Chegou o momento de a Motiva Pantanal, antiga CCR MSVia, demonstrar que é capaz de oferecer aos usuários da BR-163 um serviço compatível com o valor que cobra.
A recente autorização da Agência Nacional de Transportes Terrestres (ANTT) para um reajuste superior a 40% nas tarifas de pedágio aumenta a responsabilidade da concessionária perante quem utiliza diariamente a principal rodovia de Mato Grosso do Sul.
É natural que contratos de concessão prevejam atualizações tarifárias. O que não é razoável é que aumentos tão expressivos ocorram sem que os usuários percebam melhorias igualmente expressivas na qualidade da infraestrutura. Quem percorre a BR-163 ainda encontra problemas que deveriam ter sido solucionados há muito tempo.

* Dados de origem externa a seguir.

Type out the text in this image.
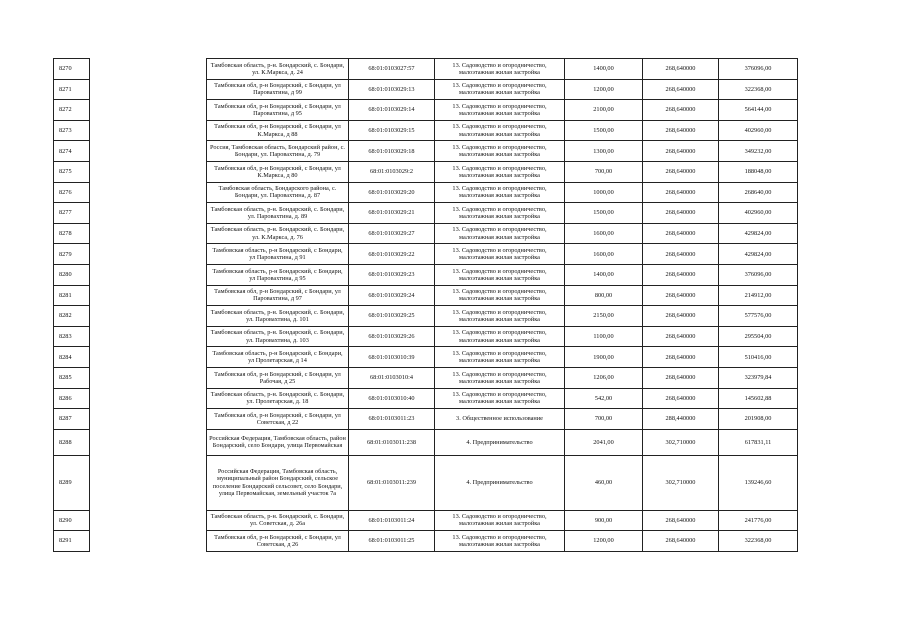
8270		Тамбовская область, р-н. Бондарский, с. Бондари, ул. К.Маркса, д. 24	68:01:0103027:57	13. Садоводство и огородничество, малоэтажная жилая застройка	1400,00	268,640000	376096,00
8271		Тамбовская обл, р-н Бондарский, с Бондари, ул Паровахтина, д 99	68:01:0103029:13	13. Садоводство и огородничество, малоэтажная жилая застройка	1200,00	268,640000	322368,00
8272		Тамбовская обл, р-н Бондарский, с Бондари, ул Паровахтина, д 95	68:01:0103029:14	13. Садоводство и огородничество, малоэтажная жилая застройка	2100,00	268,640000	564144,00
8273		Тамбовская обл, р-н Бондарский, с Бондари, ул К.Маркса, д 88	68:01:0103029:15	13. Садоводство и огородничество, малоэтажная жилая застройка	1500,00	268,640000	402960,00
8274		Россия, Тамбовская область, Бондарский район, с. Бондари, ул. Паровахтина, д. 79	68:01:0103029:18	13. Садоводство и огородничество, малоэтажная жилая застройка	1300,00	268,640000	349232,00
8275		Тамбовская обл, р-н Бондарский, с Бондари, ул К.Маркса, д 80	68:01:0103029:2	13. Садоводство и огородничество, малоэтажная жилая застройка	700,00	268,640000	188048,00
8276		Тамбовская область, Бондарского района, с. Бондари, ул. Паровахтина, д. 87	68:01:0103029:20	13. Садоводство и огородничество, малоэтажная жилая застройка	1000,00	268,640000	268640,00
8277		Тамбовская область, р-н. Бондарский, с. Бондари, ул. Паровахтина, д. 89	68:01:0103029:21	13. Садоводство и огородничество, малоэтажная жилая застройка	1500,00	268,640000	402960,00
8278		Тамбовская область, р-н. Бондарский, с. Бондари, ул. К.Маркса, д. 76	68:01:0103029:27	13. Садоводство и огородничество, малоэтажная жилая застройка	1600,00	268,640000	429824,00
8279		Тамбовская область, р-н Бондарский, с Бондари, ул Паровахтина, д 91	68:01:0103029:22	13. Садоводство и огородничество, малоэтажная жилая застройка	1600,00	268,640000	429824,00
8280		Тамбовская область, р-н Бондарский, с Бондари, ул Паровахтина, д 95	68:01:0103029:23	13. Садоводство и огородничество, малоэтажная жилая застройка	1400,00	268,640000	376096,00
8281		Тамбовская обл, р-н Бондарский, с Бондари, ул Паровахтина, д 97	68:01:0103029:24	13. Садоводство и огородничество, малоэтажная жилая застройка	800,00	268,640000	214912,00
8282		Тамбовская область, р-н. Бондарский, с. Бондари, ул. Паровахтина, д. 101	68:01:0103029:25	13. Садоводство и огородничество, малоэтажная жилая застройка	2150,00	268,640000	577576,00
8283		Тамбовская область, р-н. Бондарский, с. Бондари, ул. Паровахтина, д. 103	68:01:0103029:26	13. Садоводство и огородничество, малоэтажная жилая застройка	1100,00	268,640000	295504,00
8284		Тамбовская область, р-н Бондарский, с Бондари, ул Пролетарская, д 14	68:01:0103010:39	13. Садоводство и огородничество, малоэтажная жилая застройка	1900,00	268,640000	510416,00
8285		Тамбовская обл, р-н Бондарский, с Бондари, ул Рабочая, д 25	68:01:0103010:4	13. Садоводство и огородничество, малоэтажная жилая застройка	1206,00	268,640000	323979,84
8286		Тамбовская область, р-н. Бондарский, с. Бондари, ул. Пролетарская, д. 18	68:01:0103010:40	13. Садоводство и огородничество, малоэтажная жилая застройка	542,00	268,640000	145602,88
8287		Тамбовская обл, р-н Бондарский, с Бондари, ул Советская, д 22	68:01:0103011:23	3. Общественное использование	700,00	288,440000	201908,00
8288		Российская Федерация, Тамбовская область, район Бондарский, село Бондари, улица Первомайская	68:01:0103011:238	4. Предпринимательство	2041,00	302,710000	617831,11
8289		Российская Федерация, Тамбовская область, муниципальный район Бондарский, сельское поселение Бондарский сельсовет, село Бондари, улица Первомайская, земельный участок 7а	68:01:0103011:239	4. Предпринимательство	460,00	302,710000	139246,60
8290		Тамбовская область, р-н. Бондарский, с. Бондари, ул. Советская, д. 26а	68:01:0103011:24	13. Садоводство и огородничество, малоэтажная жилая застройка	900,00	268,640000	241776,00
8291		Тамбовская обл, р-н Бондарский, с Бондари, ул Советская, д 26	68:01:0103011:25	13. Садоводство и огородничество, малоэтажная жилая застройка	1200,00	268,640000	322368,00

Em diferentes trechos da rodovia, as faixas de sinalização horizontal apresentam desgaste visível e baixa refletividade, dificultando a condução noturna e em períodos de chuva.
Também há escassez de sinalizadores em alguns pontos e, mais preocupante, trechos em que remendos mal-executados comprometem o conforto e a segurança da viagem.

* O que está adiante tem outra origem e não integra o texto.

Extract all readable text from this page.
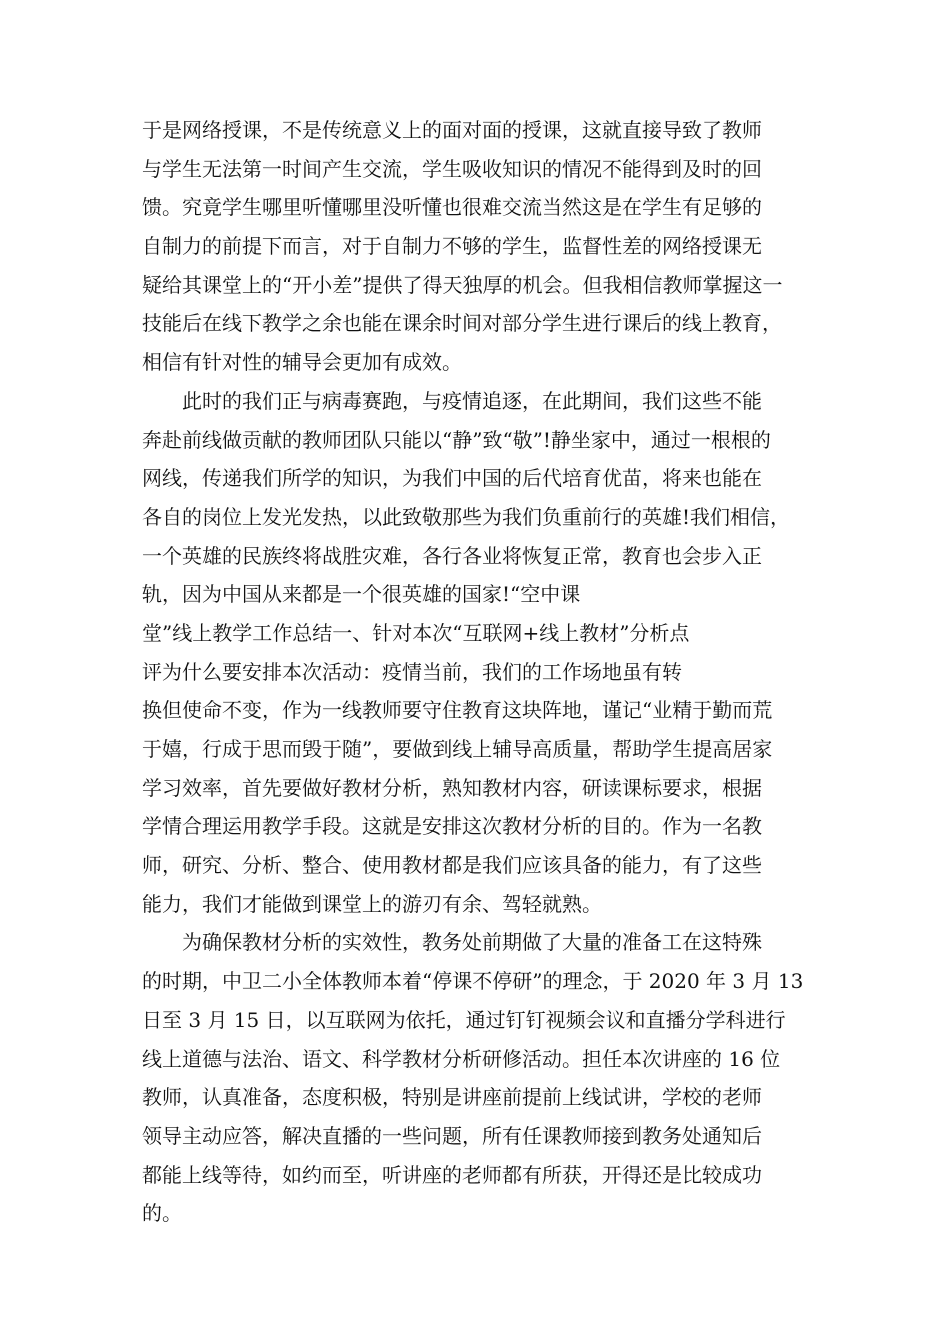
于是网络授课，不是传统意义上的面对面的授课，这就直接导致了教师
与学生无法第一时间产生交流，学生吸收知识的情况不能得到及时的回
馈。究竟学生哪里听懂哪里没听懂也很难交流当然这是在学生有足够的
自制力的前提下而言，对于自制力不够的学生，监督性差的网络授课无
疑给其课堂上的“开小差”提供了得天独厚的机会。但我相信教师掌握这一
技能后在线下教学之余也能在课余时间对部分学生进行课后的线上教育，
相信有针对性的辅导会更加有成效。
　　此时的我们正与病毒赛跑，与疫情追逐，在此期间，我们这些不能
奔赴前线做贡献的教师团队只能以“静”致“敬”!静坐家中，通过一根根的
网线，传递我们所学的知识，为我们中国的后代培育优苗，将来也能在
各自的岗位上发光发热，以此致敬那些为我们负重前行的英雄!我们相信，
一个英雄的民族终将战胜灾难，各行各业将恢复正常，教育也会步入正
轨，因为中国从来都是一个很英雄的国家!“空中课
堂”线上教学工作总结一、针对本次“互联网+线上教材”分析点
评为什么要安排本次活动：疫情当前，我们的工作场地虽有转
换但使命不变，作为一线教师要守住教育这块阵地，谨记“业精于勤而荒
于嬉，行成于思而毁于随”，要做到线上辅导高质量，帮助学生提高居家
学习效率，首先要做好教材分析，熟知教材内容，研读课标要求，根据
学情合理运用教学手段。这就是安排这次教材分析的目的。作为一名教
师，研究、分析、整合、使用教材都是我们应该具备的能力，有了这些
能力，我们才能做到课堂上的游刃有余、驾轻就熟。
　　为确保教材分析的实效性，教务处前期做了大量的准备工在这特殊
的时期，中卫二小全体教师本着“停课不停研”的理念，于 2020 年 3 月 13
日至 3 月 15 日，以互联网为依托，通过钉钉视频会议和直播分学科进行
线上道德与法治、语文、科学教材分析研修活动。担任本次讲座的 16 位
教师，认真准备，态度积极，特别是讲座前提前上线试讲，学校的老师
领导主动应答，解决直播的一些问题，所有任课教师接到教务处通知后
都能上线等待，如约而至，听讲座的老师都有所获，开得还是比较成功
的。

Em determinadas áreas, os reparos parecem mais buracos do que soluções para os buracos que deveriam corrigir.
É verdade que existem obras em andamento. Alguns segmentos no norte do Estado e nas proximidades de Campo Grande recebem intervenções importantes, incluindo duplicações.
São investimentos necessários e aguardados há anos. No entanto, eles não podem servir de justificativa para ignorar problemas básicos de conservação e segurança ao longo de centenas de quilômetros da rodovia.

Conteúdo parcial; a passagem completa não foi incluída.